April 4 (UPI) -- The Christchurch mosque shooting suspect was ordered to undergo two mental health examinations to determine whether he is mentally fit to plead to the 50 murder and 39 attempted murder charges laid against him.
In his second court appearance since he allegedly killed 50 people and injured 50 more during a shooting at two New Zealand mosques on March 15, Australian Brenton Tarrant, 28, listened to Justice Cameron Mander formally record the charges.
A day following the shooting, Tarrant made his first court appearance and was charged with one count of murder with more expected to follow, but in the Christchurch High Court Friday, Mander said that the initial charge was to be amended as the woman was alive.
Police apologized for the error late March when it was discovered, stating the charge sheet would be amended.
"New Zealand Police regret this error and apologies for any harm caused by the mistake," a police spokesman had said at the time.
Mander also ordered Tarrant, who appeared in court via an audio-visual link from Auckland Prison some 620 miles from Christchurch in Paremoremo, to undergo a mental health report, which he said was normal procedure.

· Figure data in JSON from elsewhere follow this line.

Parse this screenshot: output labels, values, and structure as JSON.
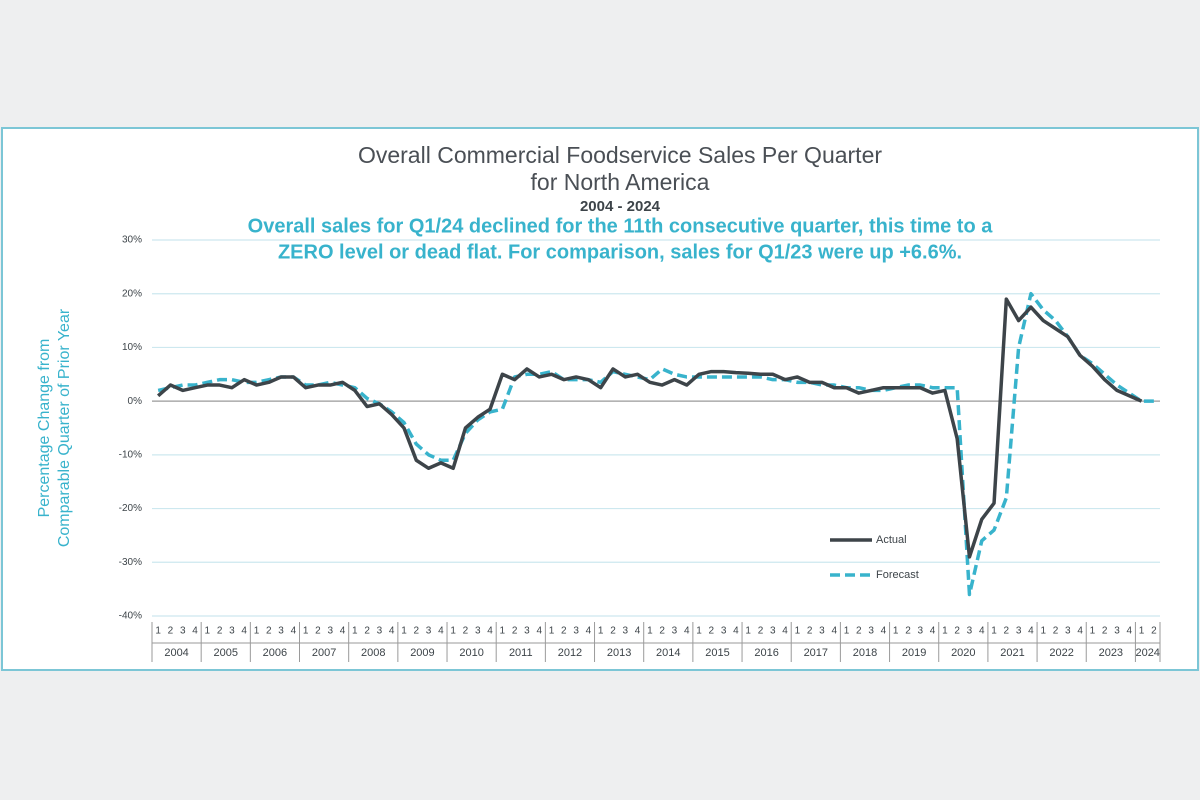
{
  "chart_data": {
    "type": "line",
    "title": [
      "Overall Commercial Foodservice Sales Per Quarter",
      "for North America"
    ],
    "subtitle": "2004 - 2024",
    "annotation": [
      "Overall sales for Q1/24 declined for the 11th consecutive quarter, this time to a",
      "ZERO level or dead flat. For comparison,  sales for Q1/23 were up +6.6%."
    ],
    "y_label": [
      "Percentage Change from",
      "Comparable Quarter of Prior Year"
    ],
    "categories": [
      "1",
      "2",
      "3",
      "4",
      "1",
      "2",
      "3",
      "4",
      "1",
      "2",
      "3",
      "4",
      "1",
      "2",
      "3",
      "4",
      "1",
      "2",
      "3",
      "4",
      "1",
      "2",
      "3",
      "4",
      "1",
      "2",
      "3",
      "4",
      "1",
      "2",
      "3",
      "4",
      "1",
      "2",
      "3",
      "4",
      "1",
      "2",
      "3",
      "4",
      "1",
      "2",
      "3",
      "4",
      "1",
      "2",
      "3",
      "4",
      "1",
      "2",
      "3",
      "4",
      "1",
      "2",
      "3",
      "4",
      "1",
      "2",
      "3",
      "4",
      "1",
      "2",
      "3",
      "4",
      "1",
      "2",
      "3",
      "4",
      "1",
      "2",
      "3",
      "4",
      "1",
      "2",
      "3",
      "4",
      "1",
      "2",
      "3",
      "4",
      "1",
      "2"
    ],
    "years": [
      "2004",
      "2005",
      "2006",
      "2007",
      "2008",
      "2009",
      "2010",
      "2011",
      "2012",
      "2013",
      "2014",
      "2015",
      "2016",
      "2017",
      "2018",
      "2019",
      "2020",
      "2021",
      "2022",
      "2023",
      "2024"
    ],
    "series": [
      {
        "name": "Actual",
        "color": "#3d4449",
        "values": [
          1,
          3,
          2,
          2.5,
          3,
          3,
          2.5,
          4,
          3,
          3.5,
          4.5,
          4.5,
          2.5,
          3,
          3,
          3.5,
          2,
          -1,
          -0.5,
          -2.5,
          -5,
          -11,
          -12.5,
          -11.5,
          -12.5,
          -5,
          -3,
          -1.5,
          5,
          4,
          6,
          4.5,
          5,
          4,
          4.5,
          4,
          2.5,
          6,
          4.5,
          5,
          3.5,
          3,
          4,
          3,
          5,
          5.5,
          5.5,
          5.3,
          5.2,
          5,
          5,
          4,
          4.5,
          3.5,
          3.5,
          2.5,
          2.5,
          1.5,
          2,
          2.5,
          2.5,
          2.5,
          2.5,
          1.5,
          2,
          -7,
          -29,
          -22,
          -19,
          19,
          15,
          17.5,
          15,
          13.5,
          12,
          8.5,
          6.5,
          4,
          2,
          1,
          0,
          null
        ]
      },
      {
        "name": "Forecast",
        "color": "#38b3cc",
        "dashed": true,
        "values": [
          2,
          2.5,
          3,
          3,
          3.5,
          4,
          4,
          3.5,
          3.5,
          4,
          4.5,
          4.5,
          3,
          3,
          3.5,
          3,
          2.5,
          0.5,
          -0.5,
          -2,
          -4,
          -8,
          -10,
          -11,
          -11,
          -6,
          -3.5,
          -2,
          -1.5,
          4.5,
          5,
          5,
          5.5,
          4,
          4,
          4,
          3.5,
          5.5,
          5,
          4.5,
          4,
          6,
          5,
          4.5,
          4.5,
          4.5,
          4.5,
          4.5,
          4.5,
          4.5,
          4,
          4,
          3.5,
          3.5,
          3,
          3,
          2.5,
          2.5,
          2,
          2,
          2.5,
          3,
          3,
          2.5,
          2.5,
          2.5,
          -36,
          -26,
          -24,
          -18,
          10,
          20,
          17,
          15,
          12,
          8.5,
          7,
          5,
          3,
          1.5,
          0,
          0
        ]
      }
    ],
    "ylim": [
      -40,
      30
    ],
    "yticks": [
      {
        "value": -40,
        "label": "-40%"
      },
      {
        "value": -30,
        "label": "-30%"
      },
      {
        "value": -20,
        "label": "-20%"
      },
      {
        "value": -10,
        "label": "-10%"
      },
      {
        "value": 0,
        "label": "0%"
      },
      {
        "value": 10,
        "label": "10%"
      },
      {
        "value": 20,
        "label": "20%"
      },
      {
        "value": 30,
        "label": "30%"
      }
    ],
    "grid": true
  }
}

The court case comes a day after Tarrant appointed two Auckland-based defense lawyers, an about-face from mid-March when he dismissed his duty lawyer stating he would represent himself.

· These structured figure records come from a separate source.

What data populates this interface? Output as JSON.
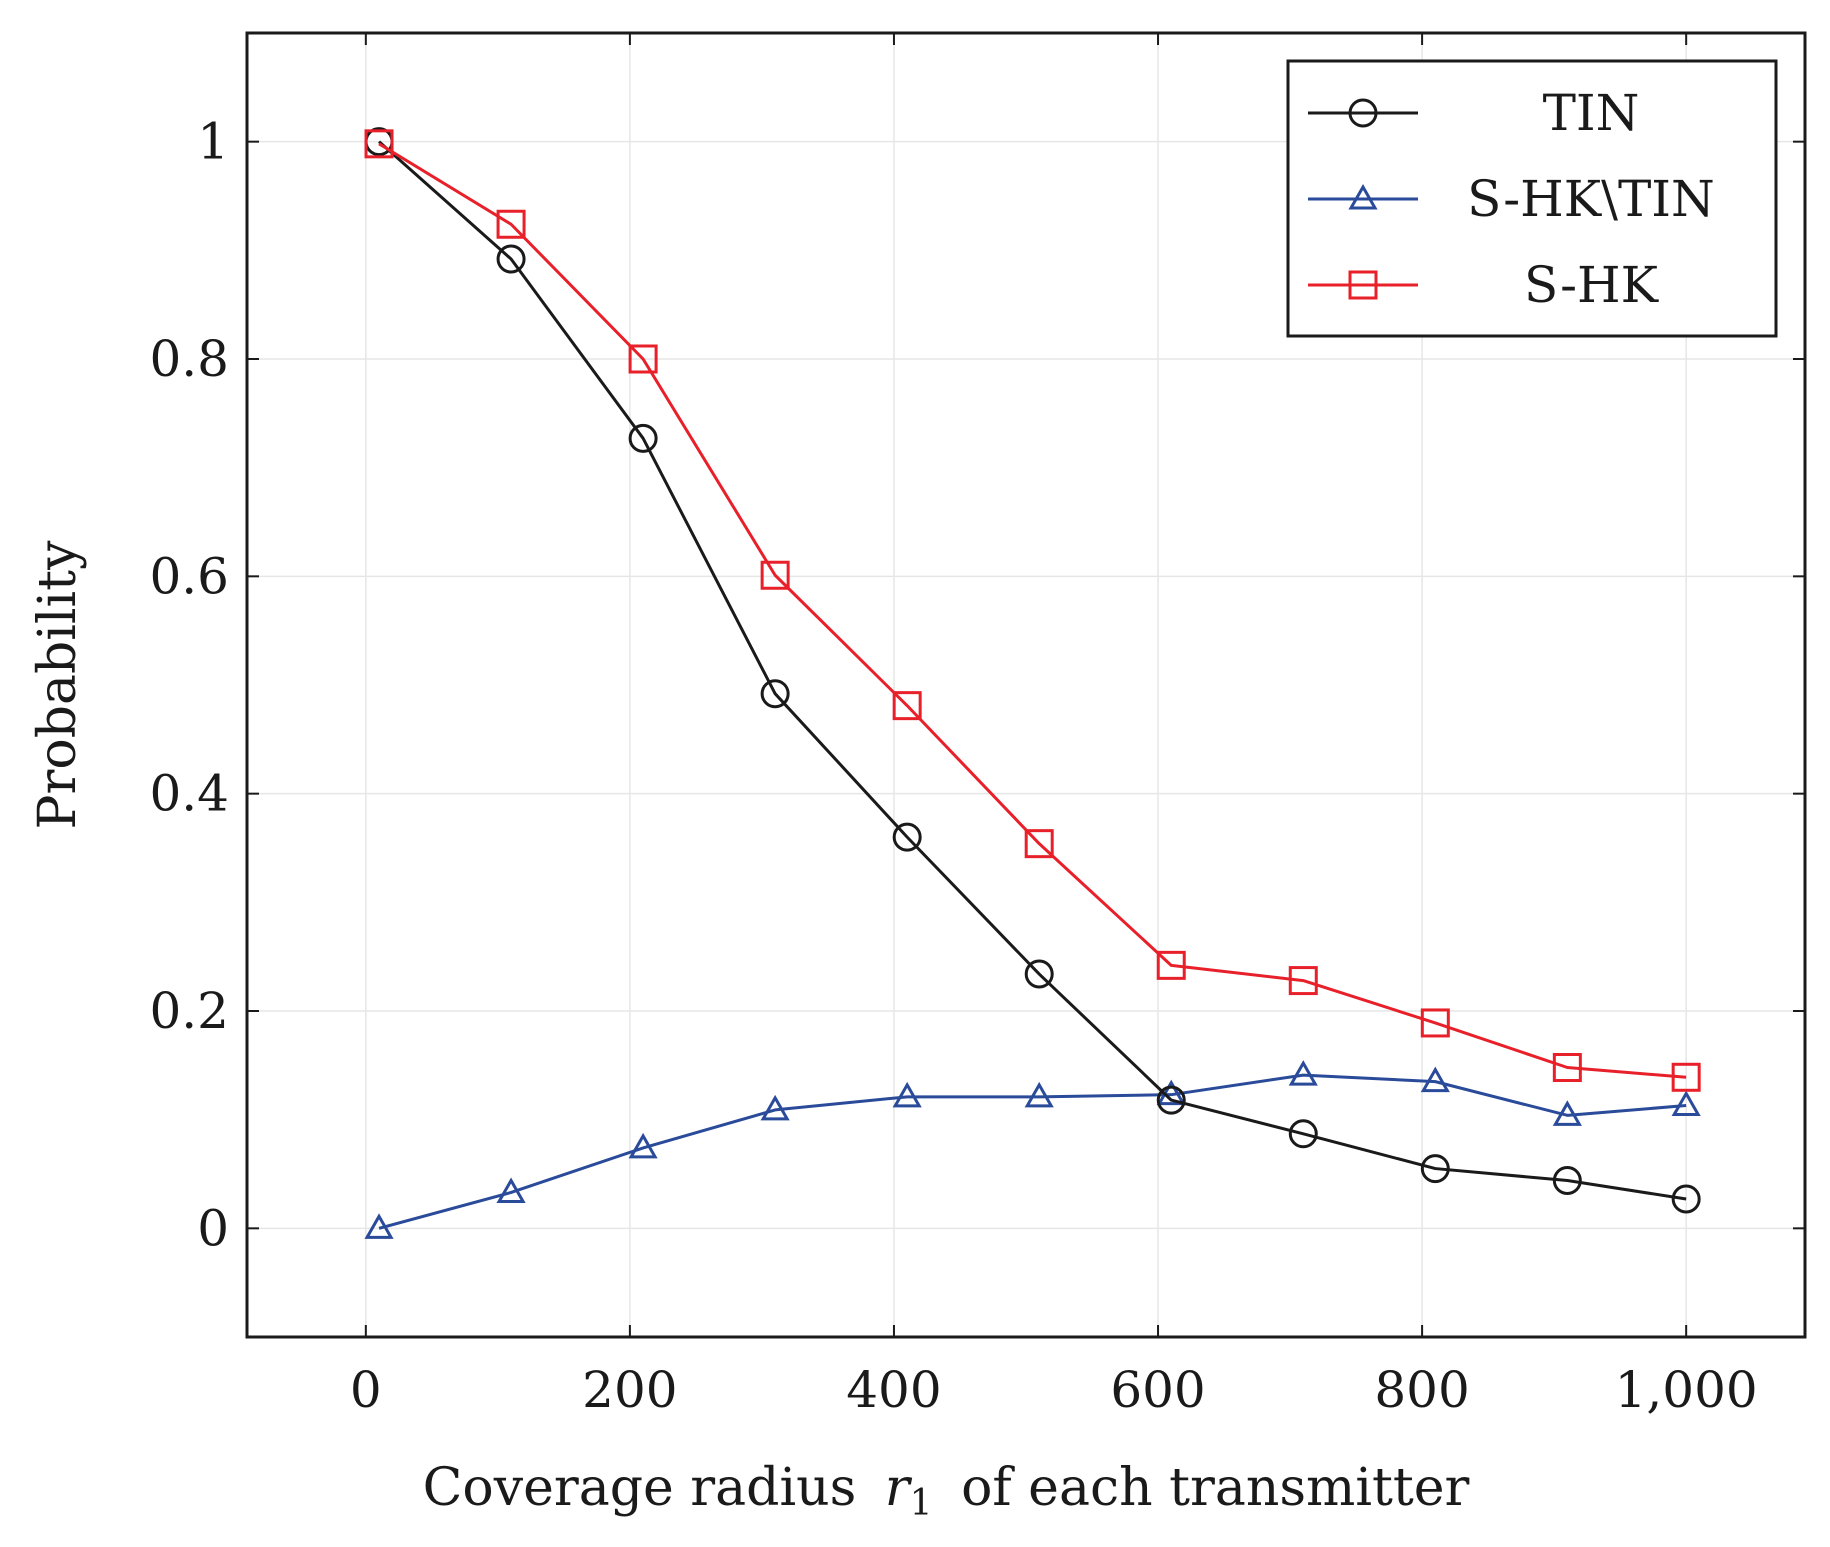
{
  "chart_data": {
    "type": "line",
    "title": "",
    "xlabel": "Coverage radius",
    "xlabel_var": "r",
    "xlabel_sub": "1",
    "xlabel_suffix": "of each transmitter",
    "ylabel": "Probability",
    "xlim": [
      -90,
      1090
    ],
    "ylim": [
      -0.1,
      1.1
    ],
    "x_ticks": [
      0,
      200,
      400,
      600,
      800,
      1000
    ],
    "x_tick_labels": [
      "0",
      "200",
      "400",
      "600",
      "800",
      "1,000"
    ],
    "y_ticks": [
      0,
      0.2,
      0.4,
      0.6,
      0.8,
      1
    ],
    "y_tick_labels": [
      "0",
      "0.2",
      "0.4",
      "0.6",
      "0.8",
      "1"
    ],
    "grid": true,
    "legend_position": "top-right",
    "x": [
      10,
      110,
      210,
      310,
      410,
      510,
      610,
      710,
      810,
      910,
      1000
    ],
    "series": [
      {
        "name": "TIN",
        "color": "#1a1a1a",
        "marker": "circle",
        "values": [
          1.0,
          0.892,
          0.727,
          0.492,
          0.36,
          0.234,
          0.118,
          0.087,
          0.055,
          0.044,
          0.027
        ]
      },
      {
        "name": "S-HK\\TIN",
        "color": "#2a4a9a",
        "marker": "triangle",
        "values": [
          0.0,
          0.033,
          0.074,
          0.109,
          0.121,
          0.121,
          0.123,
          0.141,
          0.135,
          0.104,
          0.113
        ]
      },
      {
        "name": "S-HK",
        "color": "#e8202a",
        "marker": "square",
        "values": [
          0.998,
          0.924,
          0.8,
          0.601,
          0.481,
          0.354,
          0.242,
          0.228,
          0.189,
          0.148,
          0.139
        ]
      }
    ]
  }
}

Barrister Shane Tait said in a statement he and Barrister Jonathan Hudson would be representing Tarrant, Stuff reported.
Tait told the court they will seek a psychiatric assessment for his client, which could take upwards of three months to complete.

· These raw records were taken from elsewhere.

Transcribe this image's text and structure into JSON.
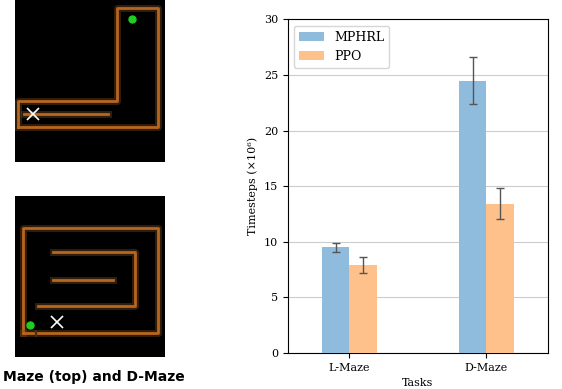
{
  "chart_data": {
    "type": "bar",
    "x_label": "Tasks",
    "y_label": "Timesteps (×10⁶)",
    "annotations": [
      "Maze (top) and D-Maze"
    ],
    "categories": [
      "L-Maze",
      "D-Maze"
    ],
    "series": [
      {
        "name": "MPHRL",
        "color": "#8fbbdd",
        "values": [
          9.5,
          24.5
        ],
        "errors": [
          0.4,
          2.1
        ]
      },
      {
        "name": "PPO",
        "color": "#ffc18c",
        "values": [
          7.9,
          13.4
        ],
        "errors": [
          0.7,
          1.4
        ]
      }
    ],
    "ylim": [
      0,
      30
    ],
    "yticks": [
      0,
      5,
      10,
      15,
      20,
      25,
      30
    ],
    "grid": true,
    "legend": "upper left"
  }
}
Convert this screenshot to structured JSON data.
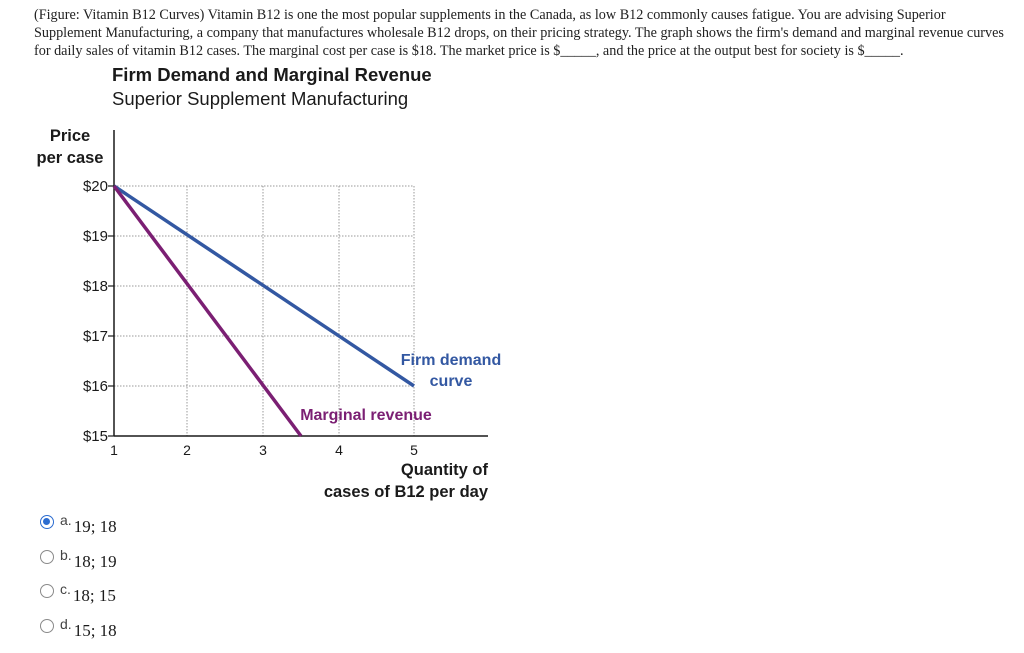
{
  "question": {
    "text": "(Figure: Vitamin B12 Curves) Vitamin B12 is one the most popular supplements in the Canada, as low B12 commonly causes fatigue. You are advising Superior Supplement Manufacturing, a company that manufactures wholesale B12 drops, on their pricing strategy. The graph shows the firm's demand and marginal revenue curves for daily sales of vitamin B12 cases. The marginal cost per case is $18. The market price is $_____, and the price at the output best for society is $_____."
  },
  "chart_data": {
    "type": "line",
    "title": "Firm Demand and Marginal Revenue",
    "subtitle": "Superior Supplement Manufacturing",
    "ylabel": [
      "Price",
      "per case"
    ],
    "xlabel": [
      "Quantity of",
      "cases of B12 per day"
    ],
    "x_ticks": [
      1,
      2,
      3,
      4,
      5
    ],
    "x_tick_labels": [
      "1",
      "2",
      "3",
      "4",
      "5"
    ],
    "y_ticks": [
      15,
      16,
      17,
      18,
      19,
      20
    ],
    "y_tick_labels": [
      "$15",
      "$16",
      "$17",
      "$18",
      "$19",
      "$20"
    ],
    "xlim": [
      1,
      5
    ],
    "ylim": [
      15,
      20
    ],
    "grid": true,
    "series": [
      {
        "name": "Firm demand curve",
        "label_lines": [
          "Firm demand",
          "curve"
        ],
        "color": "#3358a2",
        "x": [
          1,
          5
        ],
        "y": [
          20,
          16
        ]
      },
      {
        "name": "Marginal revenue",
        "label_lines": [
          "Marginal revenue"
        ],
        "color": "#7b1f73",
        "x": [
          1,
          3.5
        ],
        "y": [
          20,
          15
        ]
      }
    ]
  },
  "options": [
    {
      "letter": "a.",
      "text": "19; 18",
      "selected": true
    },
    {
      "letter": "b.",
      "text": "18; 19",
      "selected": false
    },
    {
      "letter": "c.",
      "text": "18; 15",
      "selected": false
    },
    {
      "letter": "d.",
      "text": "15; 18",
      "selected": false
    }
  ]
}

Mander then ordered a second consultation to speed up proceedings, despite Tait's objections.
"Despite Mr Tait's reservations to that initiative ... it's an appropriate step to take at this point to prevent delay," Mander said.
Tarrant was then remanded in custody. His next court appearance was scheduled for June 14.
He was not required to enter a plea.
Friday's court appearance came a day after New Zealand police laid the charges against Tarrant, stating "other charges are still under consideration."
The media, while permitted in the court room, were prohibited from filming, photographing or recording audio of the proceedings.
The media were permitted to take photographs during Tarrant's first court hearing on March 16, but images of him were distorted before they were published or distributed to foreign news companies, Stuff reported.